How We can Understand What Data your Model Needs – Without Looking at your Model

Written by Justin Tenuto

April 23, 2020

At Alectio, we’ve pioneered a technique that lets us understand how a model’s learning and what data the model needs without looking at either the model or the data. Simply put: we use machine learning to understand how a machine learning model works and importantly, how it learns. This allows us to make certain key inferences about the model, even without knowing the nuts and bolts of the data or the model itself.

People usually balk at that assertion. We understand why. After all, it’s a bit counterintuitive. We’ll explain it a bit more in a moment, but first, think about this:

Imagine a stranger on the bus. He pulls out a book you’ve never heard of and starts reading. A few pages in, he starts laughing. In fact, he’s losing his mind. He’s doubled over and, frankly, he’s making a little bit of a scene.

Across the aisle from him, there’s a different stranger. She pulls a book you’ve never heard of out from her backpack and starts reading. A few pages in, she’s frowning. She leafs through it absently and starts staring out the window. She looks at it a few more times but never turns the page before she puts it away for good.

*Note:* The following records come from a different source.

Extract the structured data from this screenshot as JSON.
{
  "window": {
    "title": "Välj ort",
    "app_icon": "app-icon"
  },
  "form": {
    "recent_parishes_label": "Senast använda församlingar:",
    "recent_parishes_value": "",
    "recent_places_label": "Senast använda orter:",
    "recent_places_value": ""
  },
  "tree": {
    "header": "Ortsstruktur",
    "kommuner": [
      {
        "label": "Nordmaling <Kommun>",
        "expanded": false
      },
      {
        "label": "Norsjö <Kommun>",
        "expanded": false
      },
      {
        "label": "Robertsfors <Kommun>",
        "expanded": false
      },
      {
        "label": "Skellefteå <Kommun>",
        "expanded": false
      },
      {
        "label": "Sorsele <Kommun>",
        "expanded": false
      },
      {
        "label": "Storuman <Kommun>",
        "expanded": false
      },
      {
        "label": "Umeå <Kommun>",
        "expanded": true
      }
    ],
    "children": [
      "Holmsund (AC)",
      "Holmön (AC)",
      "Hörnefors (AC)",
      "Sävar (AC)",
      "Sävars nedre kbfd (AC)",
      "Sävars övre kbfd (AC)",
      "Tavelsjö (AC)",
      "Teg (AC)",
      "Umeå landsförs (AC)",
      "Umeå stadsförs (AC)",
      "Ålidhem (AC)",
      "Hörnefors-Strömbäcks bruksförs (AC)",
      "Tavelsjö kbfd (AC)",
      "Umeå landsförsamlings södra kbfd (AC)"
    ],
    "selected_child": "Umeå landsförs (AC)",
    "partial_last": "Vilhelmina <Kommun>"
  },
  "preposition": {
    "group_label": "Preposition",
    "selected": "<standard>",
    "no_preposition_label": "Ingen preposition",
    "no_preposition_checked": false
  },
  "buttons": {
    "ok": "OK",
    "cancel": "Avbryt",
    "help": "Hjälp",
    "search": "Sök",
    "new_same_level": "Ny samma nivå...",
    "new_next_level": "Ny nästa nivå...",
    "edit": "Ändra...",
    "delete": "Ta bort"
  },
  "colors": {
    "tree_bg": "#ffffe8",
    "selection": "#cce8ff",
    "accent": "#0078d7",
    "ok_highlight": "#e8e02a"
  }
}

Now, here’s the question: which book do you want to read?

Easy question, isn’t it? But think about how you made it. You don’t know either the man or the woman on the bus. You’d never heard of either book. And you can’t see what’s inside either of them either. You have almost no information. But you made your decision on clues and context.

Now, think of the people in the example above as models. Think of the books as data. And think of their behavior–either laughing or boredom–as signals the model is sending to us.

This is broadly how this type of metalearning works. But to do it right, you have to train your model incrementally and examine its progress after each successive loop in your training process. You do this by showing the model a pool of unlabeled data and asking for its predictions. From those predictions, you decide which data should be labeled next.

At Alectio, we spend a ton of time and research on this particular step of the process. We use an ensemble approach that includes active learning, but whatever you’re doing, it’s advisable that you don’t simply rely on the best judgement of a team of data scientists here. People aren’t great at understanding how machine learning models really learn or what they actually need. Especially for more black box approaches like deep learning.

We’ve written a bit about active learning querying strategies here and, suffice it to say, we spend a ton of time and researching these because they allow us to help our clients identify the right data to train their models. Suffice it to say: finding the right clues and interpreting them the right way is hard. It’s why simply querying strategies like “least confidence” strategies don’t work on real-world datasets.

But we want to circle back and highlight something really important here: it isn’t necessary to see either the model or the data to know what a model needs. All you need is the model’s predictions on unlabeled data.

We use that ensemble approach we mentioned above to look at predictive behavior changes over loops, how a model becomes more or less confident on certain unlabeled data rows, and a whole host of other signals. It’s how we use machine learning to observe the behavior of your model so we can help you unlock the data it needs to become more accurate with far less data than is otherwise necessary. And we don’t have to look at your model or your data to do it.